Over the years, city and community leaders talked about renovating the area, but talk was never turned into action. The Olympics seem to have been a catalyst to initiate a revitalization effort.
The Corporation for Olympic Development in Atlanta (CODA) has put together a comprehensive redevelopment plan for two adjacent neighborhoods - the Auburn Street commercial district toward downtown and a residential neighborhood that borders it. The plan is a community-based effort that has the neighborhood's and the City Council's approval, says Clara Axam, president of CODA.
The plan includes the rehabilitation of 750 housing units, the building of 1,120 new houses and offices, and improved street and sidewalk infrastructure in order to attract private investors.
IN addition, individual organizations have proposals for their own improvements or expansion that the CODA proposal supports. Ebenezer Baptist Church, for example, would like to build a sanctuary, and the National Black Arts Festival has been looking at establishing a permanent headquarters in the area. The African-American Panoramic Experience Museum, which has a small exhibit space on Auburn, is planning a larger facility.
Other projects that are part of the plan have already received funding and are under way or slated to begin:
* The National Park Service, which has been renovating the Martin Luther King Jr., preservation district since 1980, will spend another $11.8 million on the historic site. The money will go toward creating a visitor center, landscaping, and restoring homes. So far, about 18 of 27 houses have been completed.
* NationsBank and the city have allocated $2.6 million to the Historic District Development Corporation, a neighborhood group, to build 30 homes and rehabilitate 10 others on a residential street near the King district. The project is scheduled for completion in late 1995.
* A $7.7 million package of city and federal funds will be used for creating new sidewalks, a curbside market under the interstate, and other streetscape improvements. Construction will begin this spring.
Community leaders like Mr. Spiller emphasize that the revitalization effort must be considered more than a temporary touch-up. ``You have to talk about safety, the environment, housing, jobs, youth, senior citizens,'' he says.

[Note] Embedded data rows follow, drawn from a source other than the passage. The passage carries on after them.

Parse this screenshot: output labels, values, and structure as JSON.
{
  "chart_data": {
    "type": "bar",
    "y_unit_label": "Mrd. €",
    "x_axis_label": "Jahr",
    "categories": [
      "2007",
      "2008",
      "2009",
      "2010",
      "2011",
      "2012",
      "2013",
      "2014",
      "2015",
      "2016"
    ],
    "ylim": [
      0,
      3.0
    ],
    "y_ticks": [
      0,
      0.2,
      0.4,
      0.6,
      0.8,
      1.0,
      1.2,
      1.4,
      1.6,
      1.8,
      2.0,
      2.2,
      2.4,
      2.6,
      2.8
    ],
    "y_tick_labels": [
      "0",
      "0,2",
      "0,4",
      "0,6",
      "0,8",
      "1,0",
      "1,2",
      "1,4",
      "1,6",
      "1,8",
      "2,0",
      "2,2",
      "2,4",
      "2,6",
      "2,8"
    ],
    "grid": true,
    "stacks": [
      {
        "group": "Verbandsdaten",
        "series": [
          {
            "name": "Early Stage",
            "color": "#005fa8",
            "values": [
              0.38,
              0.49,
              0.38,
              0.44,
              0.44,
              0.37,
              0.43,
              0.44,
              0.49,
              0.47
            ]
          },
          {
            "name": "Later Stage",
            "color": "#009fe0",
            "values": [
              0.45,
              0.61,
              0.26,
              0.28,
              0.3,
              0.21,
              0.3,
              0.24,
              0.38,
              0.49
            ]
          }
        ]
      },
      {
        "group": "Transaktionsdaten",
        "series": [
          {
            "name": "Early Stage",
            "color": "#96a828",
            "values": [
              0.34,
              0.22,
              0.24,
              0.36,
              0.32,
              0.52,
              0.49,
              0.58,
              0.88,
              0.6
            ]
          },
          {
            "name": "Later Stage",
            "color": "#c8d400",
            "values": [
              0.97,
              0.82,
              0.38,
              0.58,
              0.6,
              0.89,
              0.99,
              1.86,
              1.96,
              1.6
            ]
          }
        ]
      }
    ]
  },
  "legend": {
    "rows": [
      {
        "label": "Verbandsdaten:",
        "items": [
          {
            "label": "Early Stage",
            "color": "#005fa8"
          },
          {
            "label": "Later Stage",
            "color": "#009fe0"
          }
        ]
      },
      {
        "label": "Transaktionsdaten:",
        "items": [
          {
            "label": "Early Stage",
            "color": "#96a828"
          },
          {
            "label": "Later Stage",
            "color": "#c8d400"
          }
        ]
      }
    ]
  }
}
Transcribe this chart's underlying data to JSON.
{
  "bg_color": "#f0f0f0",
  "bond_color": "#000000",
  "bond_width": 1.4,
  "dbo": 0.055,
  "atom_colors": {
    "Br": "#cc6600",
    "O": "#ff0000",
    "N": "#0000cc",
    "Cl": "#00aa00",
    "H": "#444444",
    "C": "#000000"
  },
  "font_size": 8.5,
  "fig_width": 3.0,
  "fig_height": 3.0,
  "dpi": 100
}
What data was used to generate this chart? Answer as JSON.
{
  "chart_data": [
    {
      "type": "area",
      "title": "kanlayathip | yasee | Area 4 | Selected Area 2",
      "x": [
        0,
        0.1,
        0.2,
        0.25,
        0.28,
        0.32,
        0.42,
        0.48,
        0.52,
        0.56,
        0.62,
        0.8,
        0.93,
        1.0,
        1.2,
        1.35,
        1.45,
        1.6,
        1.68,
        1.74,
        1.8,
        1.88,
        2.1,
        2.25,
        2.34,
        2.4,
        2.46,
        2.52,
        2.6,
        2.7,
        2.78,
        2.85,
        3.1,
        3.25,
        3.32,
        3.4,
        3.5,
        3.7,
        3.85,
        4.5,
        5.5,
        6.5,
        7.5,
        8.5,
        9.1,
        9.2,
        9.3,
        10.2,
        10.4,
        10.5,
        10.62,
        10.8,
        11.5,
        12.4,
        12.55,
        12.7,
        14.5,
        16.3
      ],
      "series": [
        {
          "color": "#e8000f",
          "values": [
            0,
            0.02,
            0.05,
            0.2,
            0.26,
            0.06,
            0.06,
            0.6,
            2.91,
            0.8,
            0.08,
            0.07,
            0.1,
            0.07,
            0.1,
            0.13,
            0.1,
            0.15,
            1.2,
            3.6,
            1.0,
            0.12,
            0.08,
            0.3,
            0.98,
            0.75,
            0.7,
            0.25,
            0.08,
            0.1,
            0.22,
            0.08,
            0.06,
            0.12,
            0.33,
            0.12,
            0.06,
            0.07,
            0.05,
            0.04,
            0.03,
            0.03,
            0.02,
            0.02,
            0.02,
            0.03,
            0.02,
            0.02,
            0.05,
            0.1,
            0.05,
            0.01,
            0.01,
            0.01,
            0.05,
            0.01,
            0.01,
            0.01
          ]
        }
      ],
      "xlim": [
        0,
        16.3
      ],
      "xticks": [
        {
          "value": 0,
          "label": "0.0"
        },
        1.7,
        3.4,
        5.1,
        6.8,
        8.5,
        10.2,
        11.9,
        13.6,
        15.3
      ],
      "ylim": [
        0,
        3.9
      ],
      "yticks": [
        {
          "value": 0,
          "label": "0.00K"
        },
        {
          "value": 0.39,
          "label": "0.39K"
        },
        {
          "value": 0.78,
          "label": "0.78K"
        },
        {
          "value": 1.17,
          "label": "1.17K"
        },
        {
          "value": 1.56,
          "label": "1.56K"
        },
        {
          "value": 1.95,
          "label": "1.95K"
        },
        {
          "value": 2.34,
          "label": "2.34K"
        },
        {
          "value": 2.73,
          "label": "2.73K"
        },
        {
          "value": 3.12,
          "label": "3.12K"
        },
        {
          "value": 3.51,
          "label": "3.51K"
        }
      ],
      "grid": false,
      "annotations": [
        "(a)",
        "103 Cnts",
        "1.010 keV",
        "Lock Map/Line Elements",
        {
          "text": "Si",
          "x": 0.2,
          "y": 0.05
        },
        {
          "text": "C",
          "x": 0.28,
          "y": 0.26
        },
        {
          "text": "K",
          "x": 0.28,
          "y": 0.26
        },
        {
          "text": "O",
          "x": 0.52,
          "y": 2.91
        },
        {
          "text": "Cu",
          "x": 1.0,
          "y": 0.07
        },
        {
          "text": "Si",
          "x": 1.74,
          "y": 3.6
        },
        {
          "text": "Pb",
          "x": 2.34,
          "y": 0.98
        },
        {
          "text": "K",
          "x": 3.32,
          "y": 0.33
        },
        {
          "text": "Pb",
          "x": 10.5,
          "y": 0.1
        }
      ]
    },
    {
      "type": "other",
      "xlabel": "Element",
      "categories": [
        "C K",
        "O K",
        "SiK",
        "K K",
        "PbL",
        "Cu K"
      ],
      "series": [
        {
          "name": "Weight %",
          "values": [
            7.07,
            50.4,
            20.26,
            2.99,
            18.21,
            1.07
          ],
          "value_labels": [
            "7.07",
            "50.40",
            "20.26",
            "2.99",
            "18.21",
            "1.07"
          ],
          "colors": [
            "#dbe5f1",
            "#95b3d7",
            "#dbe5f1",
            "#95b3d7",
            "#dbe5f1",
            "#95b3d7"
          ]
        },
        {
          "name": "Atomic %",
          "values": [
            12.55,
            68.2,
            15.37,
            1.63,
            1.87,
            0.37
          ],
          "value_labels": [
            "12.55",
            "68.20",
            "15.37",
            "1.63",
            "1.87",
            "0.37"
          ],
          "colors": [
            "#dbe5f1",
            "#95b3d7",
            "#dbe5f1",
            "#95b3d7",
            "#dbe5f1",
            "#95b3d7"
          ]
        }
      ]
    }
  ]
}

``We've never had any illusion that we'd get all of this done by 1996,'' Ms. Axam adds. ``These are long-term plans'' that will continue for 10 to 15 years, she says.
To residents such as Paul Sherwood, a revitalized Auburn would be a welcome change. Mr. Sherwood, who has spent all of his 71 years in the neighborhood, lived here during its glory days. ``It used to have streetcars,'' he reminisces. ``We had a theater, several eating establishments, a library.''
According to Axam, the community lacks neither vision nor energy for the project. ``we're rolling up our sleeves and saying `How do we fund it?' '' she says. The community is seeking public- and private-sector money.